Nearest-neighbor decoding for Hamming codes is a very tedious process. We'll develop a different (more mathematical) approach here, using binary arithmetic.

Regular decimal numbers can be viewed as sequences of digits, where the digits are chosen from the set {0,1,2,3,4,5,6,7,8,9}. And each digit in a number gets multiplied by a different power of 10 to make up the number, as in:

4295 = 4 ^{.} 1000 + 2 ^{.} 100 + 9 ^{.} 10 +
5 ^{.} 1

= 4 ^{.} 10^{3} + 2 ^{.} 10^{2} +
9 ^{.} 10^{1} + 5 ^{.} 10^{0}.

Binary numbers work pretty much the same way, except the digits are chosen from the set {0,1} and each digit gets multiplied by a different power of 2. So the binary number 101001 would stand for:

101001 = 1 ^{.} 2^{5} + 0 ^{.} 2^{4} +
1 ^{.} 2^{3} + 0 ^{.} 2^{2} +
0 ^{.} 2^{1} + 1 ^{.} 2^{0}

= 32 + 8 + 1 = 41_{10}.

Here's a table of the three-digit binary numbers and their decimal equivalents:

Decimal | Binary |

0 | 000 |

1 | 001 |

2 | 010 |

3 | 011 |

4 | 100 |

5 | 101 |

6 | 110 |

7 | 111 |

Sometimes we use subscripts so that we're certain of what number system
we're using, since 11_{10} is eleven, but 11_{2} is three.

*Exercise*: What are the following numbers? 1110_{2} and
101010_{2}

Math mod 2 is arithmetic with just the two numbers 0 and 1. We'll only worry about addition and multiplication (although subtraction and division are possible, too).

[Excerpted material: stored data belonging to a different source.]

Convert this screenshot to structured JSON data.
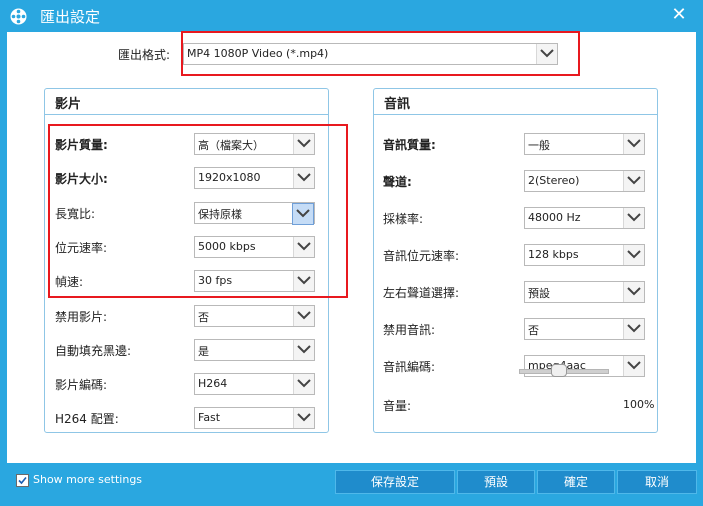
{
  "window": {
    "title": "匯出設定",
    "app_icon": "film-reel-icon",
    "close_glyph": "✕"
  },
  "export": {
    "label": "匯出格式:",
    "value": "MP4 1080P Video (*.mp4)"
  },
  "video": {
    "title": "影片",
    "rows": [
      {
        "label": "影片質量:",
        "value": "高（檔案大）"
      },
      {
        "label": "影片大小:",
        "value": "1920x1080"
      },
      {
        "label": "長寬比:",
        "value": "保持原樣"
      },
      {
        "label": "位元速率:",
        "value": "5000 kbps"
      },
      {
        "label": "幀速:",
        "value": "30 fps"
      },
      {
        "label": "禁用影片:",
        "value": "否"
      },
      {
        "label": "自動填充黑邊:",
        "value": "是"
      },
      {
        "label": "影片編碼:",
        "value": "H264"
      },
      {
        "label": "H264 配置:",
        "value": "Fast"
      }
    ]
  },
  "audio": {
    "title": "音訊",
    "rows": [
      {
        "label": "音訊質量:",
        "value": "一般"
      },
      {
        "label": "聲道:",
        "value": "2(Stereo)"
      },
      {
        "label": "採樣率:",
        "value": "48000 Hz"
      },
      {
        "label": "音訊位元速率:",
        "value": "128 kbps"
      },
      {
        "label": "左右聲道選擇:",
        "value": "預設"
      },
      {
        "label": "禁用音訊:",
        "value": "否"
      },
      {
        "label": "音訊編碼:",
        "value": "mpeg4aac"
      }
    ],
    "volume": {
      "label": "音量:",
      "value_text": "100%",
      "level": 0.5
    }
  },
  "footer": {
    "show_more": {
      "label": "Show more settings",
      "checked": true
    },
    "buttons": {
      "save": "保存設定",
      "default": "預設",
      "ok": "確定",
      "cancel": "取消"
    }
  },
  "colors": {
    "titlebar": "#2aa7e0",
    "highlight": "#e8191f",
    "group_border": "#8fc6e6"
  }
}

Multiplication is simple -- it works just the same as ordinary multiplication of the numbers 0 and 1. Here's the whole times table for mod 2:

x | 0 | 1 |

0 | 0 | 0 |

1 | 0 | 1 |

Addition is a little peculiar (but it's not so bad if you think of 0 as being "even" and 1 as being "odd", or XOR:

+ | 0 | 1 |

0 | 0 | 1 |

1 | 1 | 0 |

In addition mod 2, if you have a long addition problem like

1 + 1 + 0 + 1 + 0 + 1 + 1

the answer is 0 if there are an even number of 1's and 1 if there are an
odd number of 1's.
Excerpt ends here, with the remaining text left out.